Aslında arabanızla hastaneye götürülen kendisi yarı çıplak ve yaralı bir kadının, bombalarla yıkılan evlerinde şehit edilen yüzlerce çocuk ve kadından daha önemli olduğunu ispata çalışan siyonist medyanın ikiyüzlülüğünü tescil ettirdin! Bütün karartma ve yalan haberlere rağmen, esirlere karşı insanlığını, kadın ve çocuklara karşı vakarını gösterdin!

Siyonistlerin, kendilerinden başka bütün insanları hayvandan farksız görüp “goim” adıyla aşağıladığını bir türlü anlamayan şuursuzlara karşı, siyonist katil savunma bakanının öfke ile “hayvanlara karşı savaşıyoruz” alçaklığını itiraf etmesini sağladın!

Katil İsrail Devlet Başkanının, sivil halkın yaşadığı binaları bombalamasını “merd-i kıptinin şecaat arz ederken sirkatin söylemesi” gibi yayınlamasını sağladın!

Kıymetli Milletvekillerimiz, azıcık çalışıp  her fırsatta çokça tatil yapma derdindeydi.

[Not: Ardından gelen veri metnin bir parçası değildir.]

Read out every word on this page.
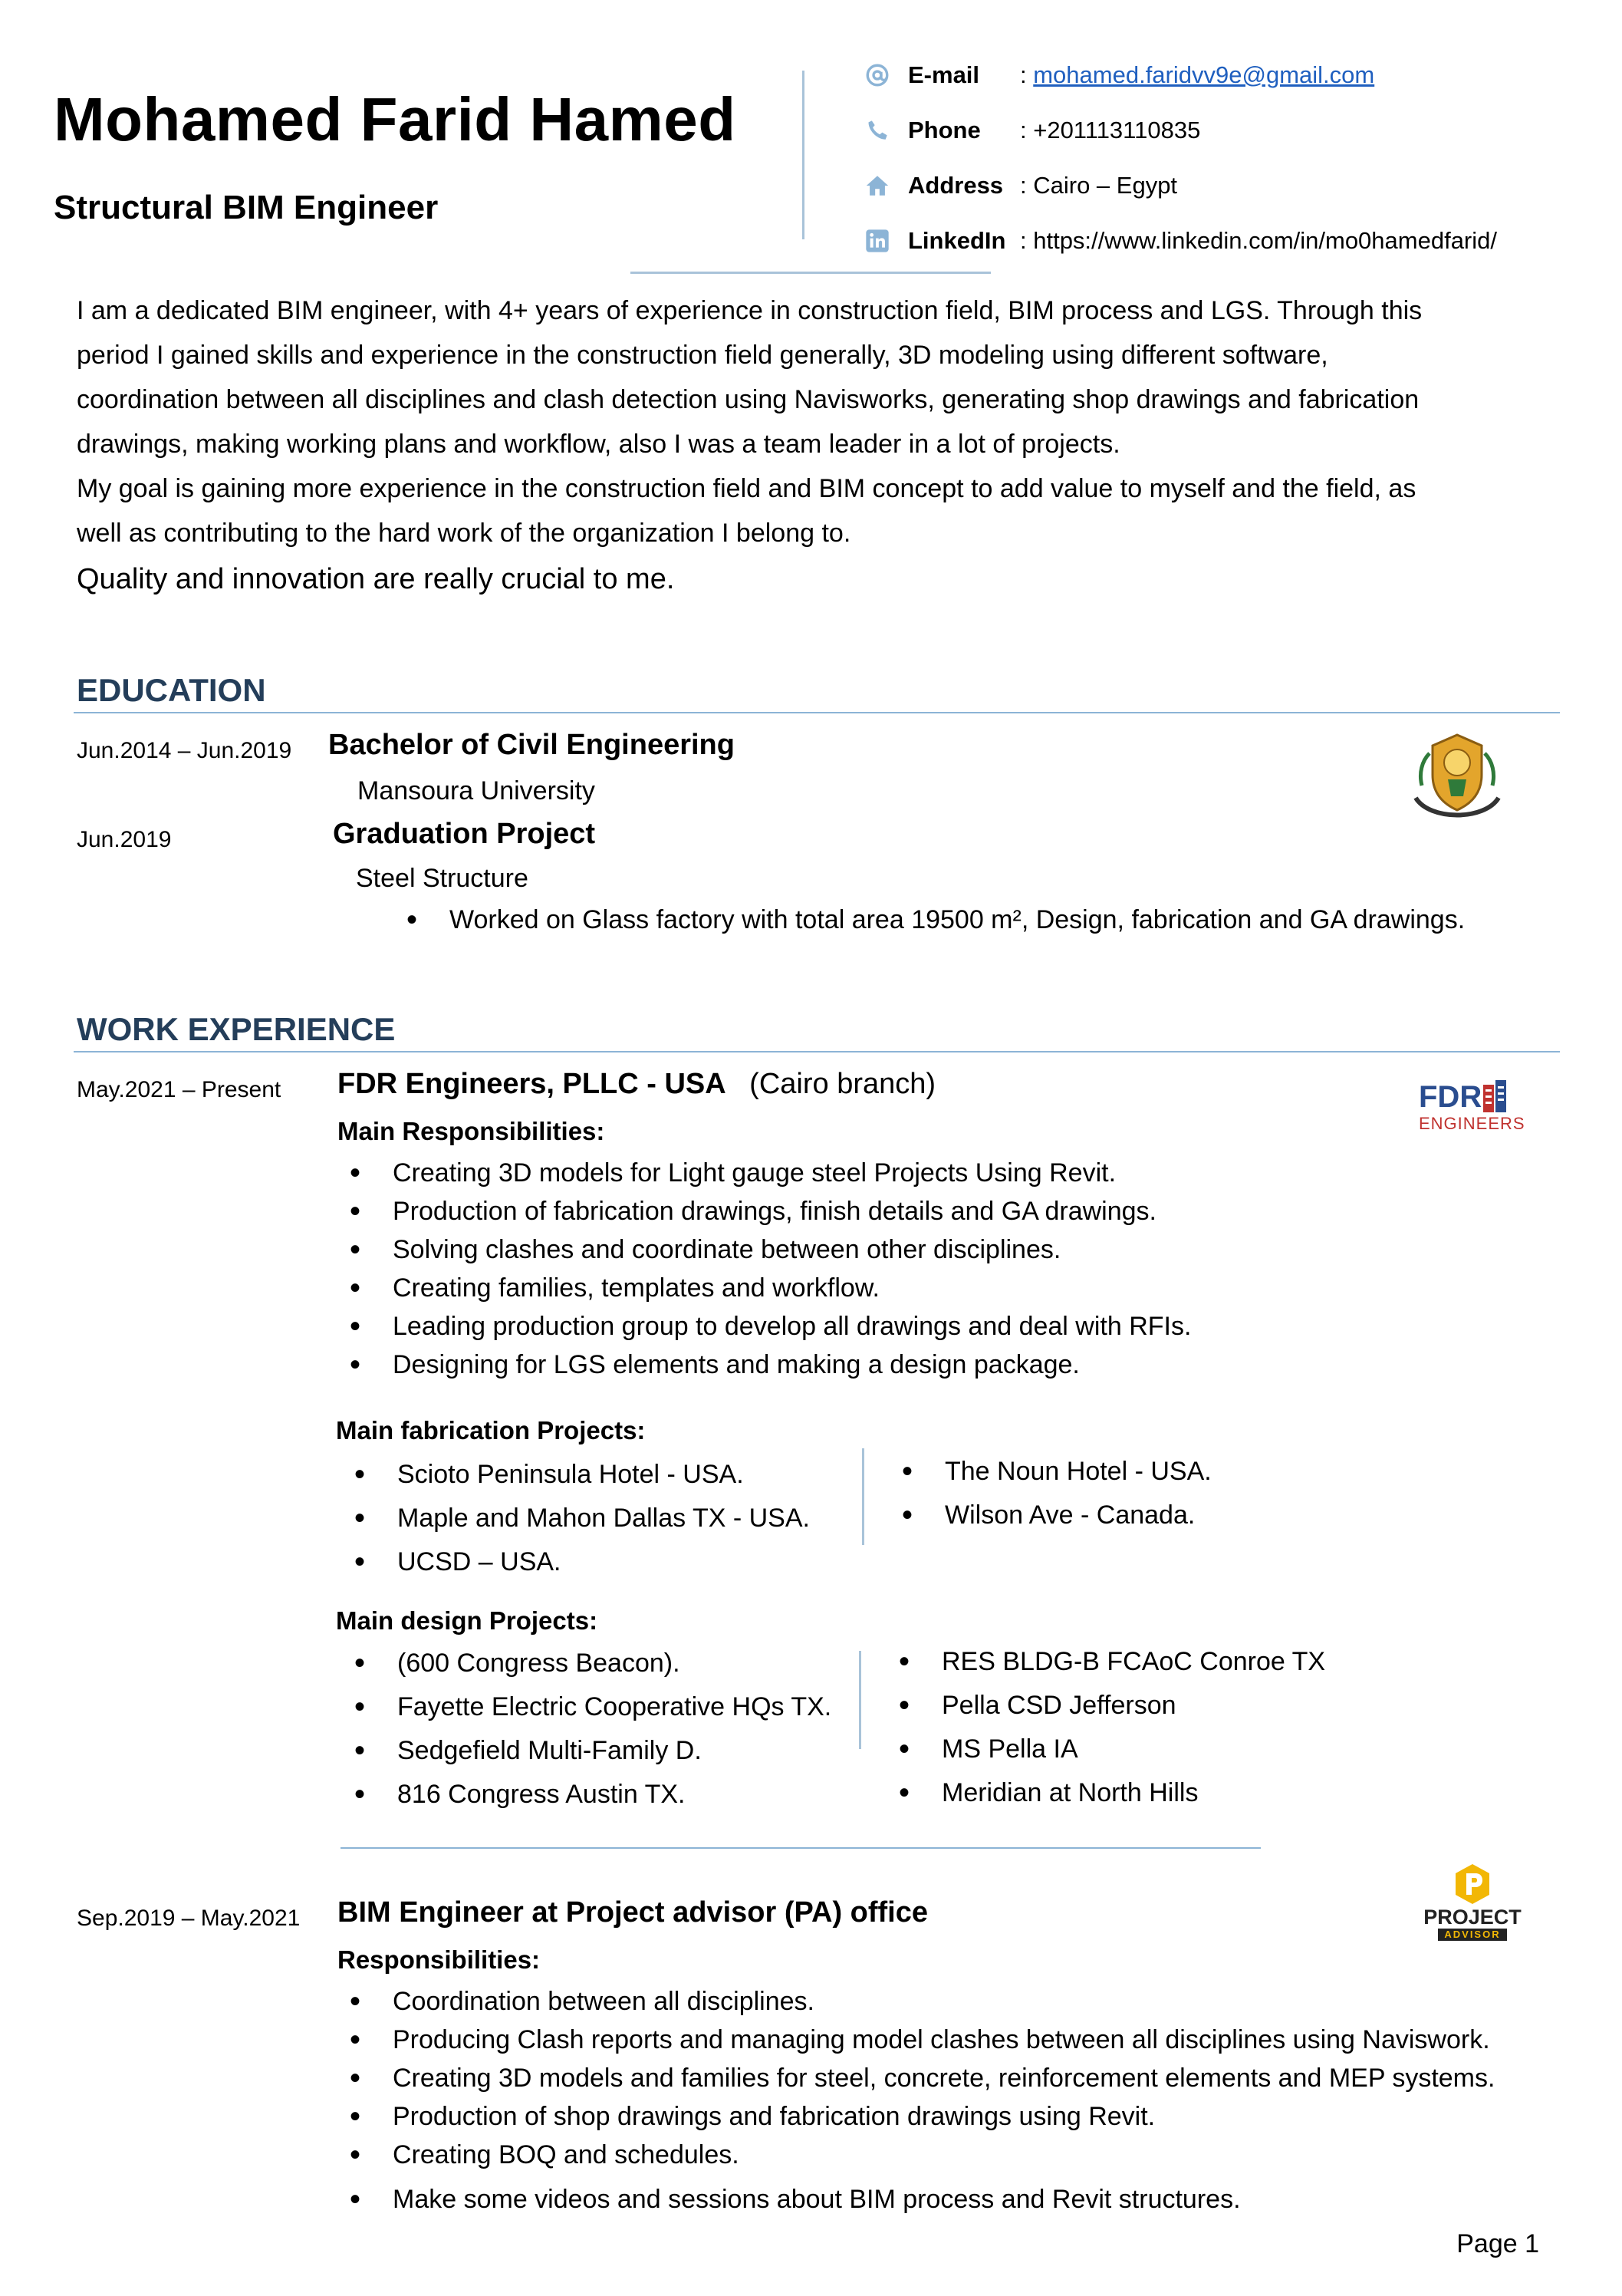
Mohamed Farid Hamed
Structural BIM Engineer
E-mail	: mohamed.faridvv9e@gmail.com
Phone	: +201113110835
Address : Cairo – Egypt
LinkedIn : https://www.linkedin.com/in/mo0hamedfarid/

I am a dedicated BIM engineer, with 4+ years of experience in construction field, BIM process and LGS. Through this

period I gained skills and experience in the construction field generally, 3D modeling using different software,

coordination between all disciplines and clash detection using Navisworks, generating shop drawings and fabrication

drawings, making working plans and workflow, also I was a team leader in a lot of projects.

My goal is gaining more experience in the construction field and BIM concept to add value to myself and the field, as

well as contributing to the hard work of the organization I belong to.

Quality and innovation are really crucial to me.

EDUCATION
Jun.2014 – Jun.2019 Bachelor of Civil Engineering
Mansoura University
Jun.2019	Graduation Project
Steel Structure
• Worked on Glass factory with total area 19500 m², Design, fabrication and GA drawings.
WORK EXPERIENCE
May.2021 – Present FDR Engineers, PLLC - USA (Cairo branch)	FDR
ENGINEERS
Main Responsibilities:
• Creating 3D models for Light gauge steel Projects Using Revit.
• Production of fabrication drawings, finish details and GA drawings.
• Solving clashes and coordinate between other disciplines.
• Creating families, templates and workflow.
• Leading production group to develop all drawings and deal with RFIs.
• Designing for LGS elements and making a design package.
Main fabrication Projects:
• Scioto Peninsula Hotel - USA.
• Maple and Mahon Dallas TX - USA.
• UCSD – USA.
• The Noun Hotel - USA.
• Wilson Ave - Canada.
Main design Projects:
• (600 Congress Beacon).
• Fayette Electric Cooperative HQs TX.
• Sedgefield Multi-Family D.
• 816 Congress Austin TX.
• RES BLDG-B FCAoC Conroe TX
• Pella CSD Jefferson
• MS Pella IA
• Meridian at North Hills
Sep.2019 – May.2021 BIM Engineer at Project advisor (PA) office	PROJECT
ADVISOR
Responsibilities:
• Coordination between all disciplines.
• Producing Clash reports and managing model clashes between all disciplines using Naviswork.
• Creating 3D models and families for steel, concrete, reinforcement elements and MEP systems.
• Production of shop drawings and fabrication drawings using Revit.
• Creating BOQ and schedules.
• Make some videos and sessions about BIM process and Revit structures.
Page 1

Onları şeklen seçiyor görünen bizler de adaletsiz gelir dağılımı, haksız uygulamalar, meşru talepler gibi bir sürü derdimize derman olmaları için peşlerinden yalvar yakar koşturuyorduk! Ama sizler dünyanın bir imtihan yeri olduğunu, “Hayat, iman ve cihat!” gerçeğini bize canlarınızla, cesaretinizle, zalimden korkmayan Hz. Hamza misali yüreğinizle hatırlattınız! Sizlere ve mücadelenize bakınca kendimizden ve dert diye tasalandıklarımızdan utandık!

Cennetin ucuz, Cehennemin de lüzumsuz olmadığını gösterdiniz!

Gaflet deryasında boğulmuşuz meğer! 1,5 milyar Müslüman uyuşturulmuş ve başsız kalmışız meğer! Allah’tan daha fazla siyonist ve zalim kullarından, keyif ve konforumuzun bozulmasından korkarmışız meğer! Korktuklarımız içi boş birer balon, imanımız hakiki güç ve kardeşlik kaynağımızmış meğer!

Ne çok şey yaşattın ve öğrettin bize Gazzeli Kahramanlar birliği HAMAS! Aşk olsun sana! Belki yine en kolayı olacak ama, en azından safımız belli olsun diyedir duamız: Yüce Rabbimiz senin zaferine bizleri de şahit eylesin! Kutlu İslam beldesi Kudüs ve Mescid-i Aksanın çevresinin zalimlerden kurtarılmasına memur ve müyesser eylesin!